• postgresql/lightdb prepare、bind、execute与fetch cursor的内核与jdbc驱动实现详解


      preparedstatement将PREPARE,BIND,EXECUTE分开,其好处是避免了重复的语法分析、语义分析与重写,对于复杂SQL来说,其效果更加明显。

    In the extended-query protocol, execution of SQL commands is divided into multiple steps. The state retained between steps is represented by two types of objects: prepared statements and portals. A prepared statement represents the result of parsing and semantic analysis of a textual query string. A prepared statement is not in itself ready to execute, because it might lack specific values for parameters. A portal represents a ready-to-execute or already-partially-executed statement, with any missing parameter values filled in. (For SELECT statements, a portal is equivalent to an open cursor, but we choose to use a different term since cursors don't handle non-SELECT statements.)
    
    The overall execution cycle consists of a parse step, which creates a prepared statement from a textual query string; a bind step, which creates a portal given a prepared statement and values for any needed parameters; and an execute step that runs a portal's query. In the case of a query that returns rows (SELECT, SHOW, etc), the execute step can be told to fetch only a limited number of rows, so that multiple execute steps might be needed to complete the operation.
    
    The backend can keep track of multiple prepared statements and portals (but note that these exist only within a session, and are never shared across sessions). Existing prepared statements and portals are referenced by names assigned when they were created. In addition, an “unnamed” prepared statement and portal exist. Although these behave largely the same as named objects, operations on them are optimized for the case of executing a query only once and then discarding it, whereas operations on named objects are optimized on the expectation of multiple uses.

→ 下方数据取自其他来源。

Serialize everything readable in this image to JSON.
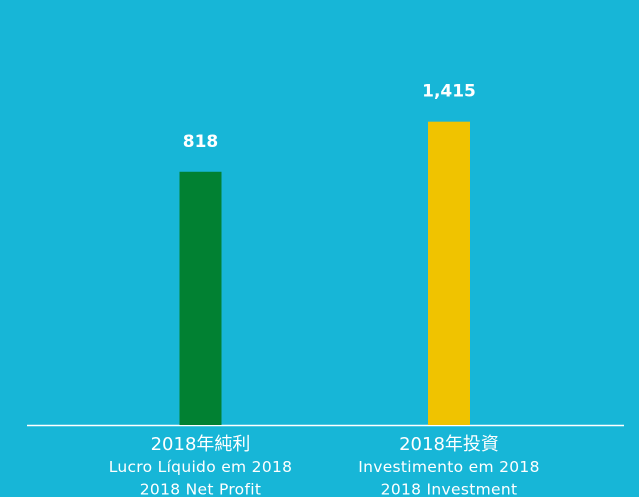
{
  "chart_data": {
    "type": "bar",
    "categories": [
      [
        "2018年純利",
        "Lucro Líquido em 2018",
        "2018 Net Profit"
      ],
      [
        "2018年投資",
        "Investimento em 2018",
        "2018 Investment"
      ]
    ],
    "values": [
      818,
      1415
    ],
    "value_labels": [
      "818",
      "1,415"
    ],
    "colors": [
      "#018132",
      "#f0c300"
    ],
    "ylim": [
      -2200,
      2150
    ]
  }
}
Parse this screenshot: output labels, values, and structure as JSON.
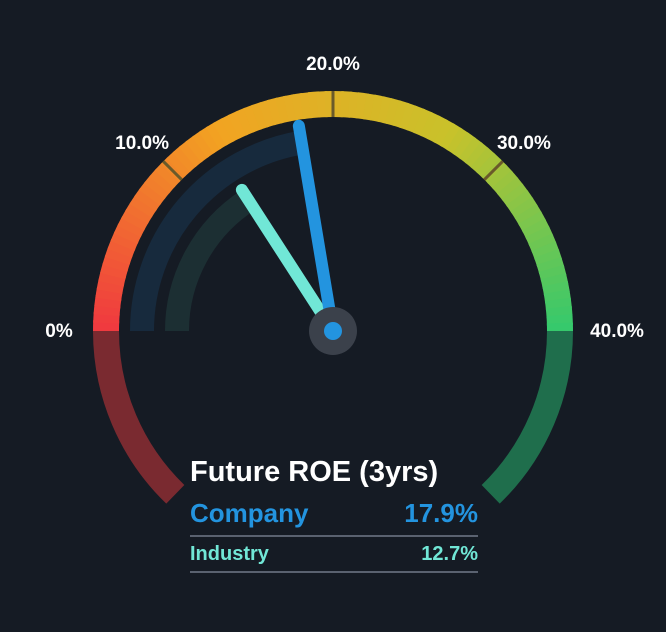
{
  "chart_data": {
    "type": "gauge",
    "title": "Future ROE (3yrs)",
    "range": [
      0,
      40
    ],
    "ticks": [
      {
        "value": 0,
        "label": "0%"
      },
      {
        "value": 10,
        "label": "10.0%"
      },
      {
        "value": 20,
        "label": "20.0%"
      },
      {
        "value": 30,
        "label": "30.0%"
      },
      {
        "value": 40,
        "label": "40.0%"
      }
    ],
    "series": [
      {
        "name": "Company",
        "value": 17.9,
        "display": "17.9%",
        "color": "#2394df"
      },
      {
        "name": "Industry",
        "value": 12.7,
        "display": "12.7%",
        "color": "#71e7d6"
      }
    ],
    "gradient_colors": [
      "#f0383f",
      "#f2a322",
      "#c9c22a",
      "#34c96d"
    ],
    "lower_arc_colors": [
      "#7a2a30",
      "#1f6e4c"
    ]
  }
}
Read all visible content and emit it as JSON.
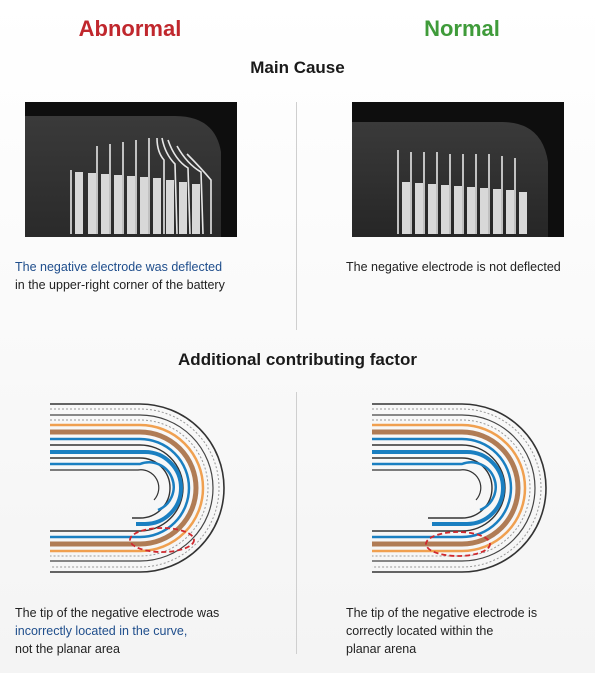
{
  "headers": {
    "abnormal": "Abnormal",
    "normal": "Normal",
    "abnormal_color": "#c0272d",
    "normal_color": "#3f9b3a"
  },
  "section1": {
    "title": "Main Cause",
    "abnormal_caption_highlight": "The negative electrode was deflected",
    "abnormal_caption_rest": "in the upper-right corner of the battery",
    "normal_caption": "The negative electrode is not deflected"
  },
  "section2": {
    "title": "Additional contributing factor",
    "abnormal_caption_line1": "The tip of the negative electrode was",
    "abnormal_caption_highlight": "incorrectly located in the curve,",
    "abnormal_caption_line3": "not the planar area",
    "normal_caption_line1": "The tip of the negative electrode is",
    "normal_caption_line2": "correctly located within the",
    "normal_caption_line3": "planar arena"
  },
  "colors": {
    "highlight_text": "#1f4e8c",
    "electrode_blue": "#1a7fc1",
    "electrode_orange": "#f0a050",
    "electrode_brown": "#b07c55",
    "outline_dark": "#333333",
    "marker_red": "#d0282e"
  }
}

    不同于SIMPLE QUERY,P B E的入口不太一样:

            switch (firstchar)
            {
                case 'Q':            /* simple query */
                    {
                        const char *query_string;
    
                        /* Set statement_timestamp() */
                        SetCurrentStatementStartTimestamp();
    
                        query_string = pq_getmsgstring(&input_message);
                        pq_getmsgend(&input_message);
    
                        if (am_walsender)
                        {
                            if (!exec_replication_command(query_string))
                                exec_simple_query(query_string);
                        }
                        else
                            exec_simple_query(query_string);
    
                        send_ready_for_query = true;
                    }
                    break;
    
                case 'P':            /* parse */
                    {
                        const char *stmt_name;
                        const char *query_string;
                        int            numParams;
                        Oid           *paramTypes = NULL;
    
                        forbidden_in_wal_sender(firstchar);
    
                        /* Set statement_timestamp() */
                        SetCurrentStatementStartTimestamp();
    
                        stmt_name = pq_getmsgstring(&input_message);
                        query_string = pq_getmsgstring(&input_message);
                        numParams = pq_getmsgint(&input_message, 2);
                        if (numParams > 0)
                        {
                            paramTypes = (Oid *) palloc(numParams * sizeof(Oid));
                            for (int i = 0; i < numParams; i++)
                                paramTypes[i] = pq_getmsgint(&input_message, 4);
                        }
                        pq_getmsgend(&input_message);
    
                        exec_parse_message(query_string, stmt_name,
                                           paramTypes, numParams);
                    }
                    break;
    
                case 'B':            /* bind */
                    forbidden_in_wal_sender(firstchar);
    
                    /* Set statement_timestamp() */
                    SetCurrentStatementStartTimestamp();
    
                    /*
                     * this message is complex enough that it seems best to put
                     * the field extraction out-of-line
                     */
                    exec_bind_message(&input_message);
                    break;
    
                case 'E':            /* execute */
                    {
                        const char *portal_name;
                        int            max_rows;
    
                        forbidden_in_wal_sender(firstchar);
    
                        /* Set statement_timestamp() */
                        SetCurrentStatementStartTimestamp();
    
                        portal_name = pq_getmsgstring(&input_message);
                        max_rows = pq_getmsgint(&input_message, 4);
                        pq_getmsgend(&input_message);
    
                        exec_execute_message(portal_name, max_rows);
                    }
                    break;

    prepare处理流程:

    StorePreparedStatement prepare.c:432
    PrepareQuery prepare.c:173
    standard_ProcessUtility utility.c:737
    pgss_ProcessUtility pg_stat_statements.c:1201
    pgaudit_ProcessUtility_hook pgaudit.c:1412
    ProcessUtility utility.c:521
    PortalRunUtility pquery.c:1157
    PortalRunMulti pquery.c:1303
    PortalRun pquery.c:779
    exec_simple_query postgres.c:1326
    PostgresMain postgres.c:4445
    BackendRun postmaster.c:4883
    BackendStartup postmaster.c:4567
    ServerLoop postmaster.c:1854
    PostmasterMain postmaster.c:1487
    main main.c:231
    __libc_start_main 0x00007f32f566f555
    _start 0x0000000000484799
    

      PREPARE时,语句将被parsed, analyzed, and rewritten。BIND的时候被plan,EXECUTE的时候被执行。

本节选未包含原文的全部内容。